43P - miR31-3p expression in patients with advanced lepidic adenocarcinoma (L-ADC) treated with EGFR TKI in IFCT 0401 and 0504 trials

Date 17 April 2015
Event ELCC 2015
Session Poster lunch
Topics Non-Small-Cell Lung Cancer, Metastatic
Translational Research
Presenter Raphaele Thiebaut
Citation Annals of Oncology (2015) 26 (suppl_1): 10-14. 10.1093/annonc/mdv045
Authors R. Thiebaut1, M. Wislez2, C. Vazart1, V. Decaulne1, J. Mazieres3, S. Friard4, P. Merle5, F. Morin6, F. Liebaert1, J. Cadranel2
  • 1-, IntegraGen, 91000 - Evry/FR
  • 2Pneumologie, APHP, CancerEst, Tenon University Hospital, Paris/FR
  • 3Thoracic Oncology, Hôpital Larrey, Centre Hospitalier Universitaire de Toulouse, Toulouse/FR
  • 4Pneumologie, Hôpital Foch, Suresnes/FR
  • 5Pneumologie, CHU, Clermont-Ferrand/FR
  • 6-, Intergroupe Francophone de Cancérologie Thoracique (IFCT), Paris/FR



miR31-3p expression has been associated with progression-free survival (PFS) in patients with RAS wild-type (WT) metastatic colorectal cancer (mCRC) treated with anti-EGFR. It has been shown that this microRNA might be involved in EGFR pathway. In this study, we evaluate miR31-3p expression in patients with advanced L-ADC treated with EGFR TKI.


miR31-3p expression was measured by RTQPCR in FFPE primary tumor samples from 48 patients with advanced L-ADC from two randomized phase II trials. All patients were first-line treated by gefitinib in IFCT-0401 (n = 22) or by erlotinib or paclitaxel plus carboplatin in IFCT-0504 (n = 26) with treatment cross-over after progression or toxicity. Effect of miR31-3p expression level on overall survival (OS), progression free survival (PFS) and disease control rate (DCR) was tested using a Cox proportional hazards model. To enlarge the population, a merged data-set was built by pooling patients treated in first-line by EGFR TKI (gefitinib, n = 22; erlotinib, n = 10). Histologic subtype was taken into account to compare effects of miR31-3p in the mucinous (MUC) versus non-mucinous (NMUC) subtypes. A p value <0.1 was considered as significant.


Distribution of miR31-3p expression was comparable in both trials. Considering histological subtype, patients with NMUC tumors showed a significantly lower miR31-3p expression than patients with MUC tumors (p = 0.004). In merged data set, we observed a strong correlation between level of mucine expression in tumor cells assessed by PAS coloration and miR31-3p expression (spearman correlation:0.73; p = 0.0002). Expression of miR31-3p was significantly predictive of DCR (OR = 1.49, p = 0.03). In patients with NMUC tumors, a significant effect of miR31-3p expression was observed in OS (HR = 1.49; p = 0.08).


We showed that in NMUC tumors, expression of miR31-3p was lower than in MUC tumors and that miR31-3p expression has a significant effect on OS in patients treated with EGFR TKI. We showed an effect of miR31-3p expression on DCR in the merged dataset. These results are consistent with those observed in mCRC, and hint that miR31-3p could be marker of interest in L-ADC patients treated with TKI.

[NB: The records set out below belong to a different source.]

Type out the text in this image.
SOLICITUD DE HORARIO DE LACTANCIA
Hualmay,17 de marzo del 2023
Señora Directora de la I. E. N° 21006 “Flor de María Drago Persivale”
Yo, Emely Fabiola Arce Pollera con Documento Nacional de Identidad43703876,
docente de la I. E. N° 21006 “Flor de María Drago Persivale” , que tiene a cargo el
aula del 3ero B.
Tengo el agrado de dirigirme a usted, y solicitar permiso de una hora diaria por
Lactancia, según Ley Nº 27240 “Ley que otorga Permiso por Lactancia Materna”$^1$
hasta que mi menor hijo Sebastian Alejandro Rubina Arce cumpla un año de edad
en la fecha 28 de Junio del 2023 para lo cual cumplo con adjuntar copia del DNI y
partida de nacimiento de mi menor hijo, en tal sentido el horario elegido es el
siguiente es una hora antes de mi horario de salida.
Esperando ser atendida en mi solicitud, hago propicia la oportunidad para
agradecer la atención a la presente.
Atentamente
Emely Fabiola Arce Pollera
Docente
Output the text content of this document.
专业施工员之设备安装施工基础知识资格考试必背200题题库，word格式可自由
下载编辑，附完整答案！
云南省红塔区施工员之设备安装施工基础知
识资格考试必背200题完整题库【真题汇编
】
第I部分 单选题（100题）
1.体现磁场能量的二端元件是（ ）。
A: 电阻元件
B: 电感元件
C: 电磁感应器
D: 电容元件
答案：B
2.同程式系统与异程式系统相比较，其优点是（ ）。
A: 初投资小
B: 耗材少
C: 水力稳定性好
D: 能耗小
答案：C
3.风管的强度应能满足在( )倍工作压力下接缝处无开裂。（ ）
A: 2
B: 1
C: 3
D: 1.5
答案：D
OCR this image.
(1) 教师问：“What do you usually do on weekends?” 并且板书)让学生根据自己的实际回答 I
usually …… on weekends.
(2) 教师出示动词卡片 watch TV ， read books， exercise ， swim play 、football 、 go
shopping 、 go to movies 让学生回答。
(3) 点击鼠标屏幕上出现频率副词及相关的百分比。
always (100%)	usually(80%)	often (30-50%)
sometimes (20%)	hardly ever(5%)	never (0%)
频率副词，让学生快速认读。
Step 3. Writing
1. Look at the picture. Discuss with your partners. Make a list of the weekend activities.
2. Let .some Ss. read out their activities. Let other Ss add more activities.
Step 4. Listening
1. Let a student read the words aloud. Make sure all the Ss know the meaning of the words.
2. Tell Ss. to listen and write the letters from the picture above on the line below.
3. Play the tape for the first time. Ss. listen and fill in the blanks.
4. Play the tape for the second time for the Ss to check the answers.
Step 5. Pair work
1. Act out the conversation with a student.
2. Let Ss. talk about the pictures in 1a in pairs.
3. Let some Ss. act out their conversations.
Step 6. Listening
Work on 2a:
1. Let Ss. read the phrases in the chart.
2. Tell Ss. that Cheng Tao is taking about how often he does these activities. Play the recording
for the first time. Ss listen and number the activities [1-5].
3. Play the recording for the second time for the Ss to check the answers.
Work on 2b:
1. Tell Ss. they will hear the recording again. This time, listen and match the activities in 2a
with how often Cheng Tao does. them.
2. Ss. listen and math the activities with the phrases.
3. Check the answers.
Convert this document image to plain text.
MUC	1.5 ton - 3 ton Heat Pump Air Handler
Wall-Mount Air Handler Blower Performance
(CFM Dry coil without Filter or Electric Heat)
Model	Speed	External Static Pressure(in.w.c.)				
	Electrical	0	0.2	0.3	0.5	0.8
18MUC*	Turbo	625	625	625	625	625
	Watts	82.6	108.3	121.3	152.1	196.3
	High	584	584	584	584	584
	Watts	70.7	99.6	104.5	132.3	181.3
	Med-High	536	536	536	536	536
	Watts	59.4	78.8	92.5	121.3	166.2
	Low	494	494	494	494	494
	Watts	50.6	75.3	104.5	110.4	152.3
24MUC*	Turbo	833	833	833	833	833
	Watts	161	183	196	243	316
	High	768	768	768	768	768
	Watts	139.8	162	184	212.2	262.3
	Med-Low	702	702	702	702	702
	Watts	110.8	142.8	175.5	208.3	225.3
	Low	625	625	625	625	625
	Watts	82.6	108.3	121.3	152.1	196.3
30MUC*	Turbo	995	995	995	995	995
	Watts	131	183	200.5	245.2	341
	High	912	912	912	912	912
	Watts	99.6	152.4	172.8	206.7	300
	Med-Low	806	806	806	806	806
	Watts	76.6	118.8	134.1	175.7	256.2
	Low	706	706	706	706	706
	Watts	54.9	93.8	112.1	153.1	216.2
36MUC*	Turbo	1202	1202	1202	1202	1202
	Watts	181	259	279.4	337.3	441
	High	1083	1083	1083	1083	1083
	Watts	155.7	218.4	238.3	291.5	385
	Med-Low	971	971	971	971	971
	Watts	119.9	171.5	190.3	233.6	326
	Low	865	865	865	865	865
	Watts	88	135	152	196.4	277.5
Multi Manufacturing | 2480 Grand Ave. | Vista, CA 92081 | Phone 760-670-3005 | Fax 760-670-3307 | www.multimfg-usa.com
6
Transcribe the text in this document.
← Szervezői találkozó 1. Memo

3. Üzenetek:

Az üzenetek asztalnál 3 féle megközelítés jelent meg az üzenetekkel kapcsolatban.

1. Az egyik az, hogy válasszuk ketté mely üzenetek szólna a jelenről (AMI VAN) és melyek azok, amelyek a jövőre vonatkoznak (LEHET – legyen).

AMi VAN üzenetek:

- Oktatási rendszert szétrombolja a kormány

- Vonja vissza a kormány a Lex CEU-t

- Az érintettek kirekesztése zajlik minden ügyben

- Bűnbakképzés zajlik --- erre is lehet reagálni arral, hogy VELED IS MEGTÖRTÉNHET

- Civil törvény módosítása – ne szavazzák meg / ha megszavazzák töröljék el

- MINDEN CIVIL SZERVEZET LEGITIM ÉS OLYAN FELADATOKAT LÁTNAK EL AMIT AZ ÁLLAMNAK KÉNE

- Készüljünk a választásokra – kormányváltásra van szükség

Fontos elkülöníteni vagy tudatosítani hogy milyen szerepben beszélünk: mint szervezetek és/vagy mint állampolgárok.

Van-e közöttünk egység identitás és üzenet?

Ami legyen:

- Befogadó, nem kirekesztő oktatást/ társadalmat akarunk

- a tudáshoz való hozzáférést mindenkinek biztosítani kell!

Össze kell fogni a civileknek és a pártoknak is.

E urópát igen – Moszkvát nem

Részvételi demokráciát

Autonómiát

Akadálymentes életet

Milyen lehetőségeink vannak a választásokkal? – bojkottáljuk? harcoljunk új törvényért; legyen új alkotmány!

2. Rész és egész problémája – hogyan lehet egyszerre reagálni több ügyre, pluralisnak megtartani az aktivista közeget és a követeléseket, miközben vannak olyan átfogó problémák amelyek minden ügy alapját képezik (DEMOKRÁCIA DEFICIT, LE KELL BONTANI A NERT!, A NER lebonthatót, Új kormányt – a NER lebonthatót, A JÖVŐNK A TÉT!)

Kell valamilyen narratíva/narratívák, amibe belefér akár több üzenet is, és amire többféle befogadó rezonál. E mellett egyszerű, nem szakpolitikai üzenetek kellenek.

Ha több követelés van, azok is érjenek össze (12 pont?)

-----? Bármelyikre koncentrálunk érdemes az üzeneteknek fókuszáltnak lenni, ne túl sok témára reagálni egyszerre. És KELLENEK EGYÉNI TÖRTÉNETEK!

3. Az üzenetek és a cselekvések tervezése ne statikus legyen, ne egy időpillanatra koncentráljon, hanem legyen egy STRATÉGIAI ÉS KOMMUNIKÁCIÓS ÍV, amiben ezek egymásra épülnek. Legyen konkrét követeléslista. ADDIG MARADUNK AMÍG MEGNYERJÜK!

R. Thiebaut: Employee of IntegraGen SA; Title: Geneticist, Project Manager.

C. Vazart and V. Decaulne: Employee of IntegraGen SA; Title: Lab Technician.

F. Liebaert: Employee of IntegraGen SA; Title: VP of R&D and Medical Affairs Stock Ownership: IntegraGen SA.

All other authors have declared no conflicts of interest.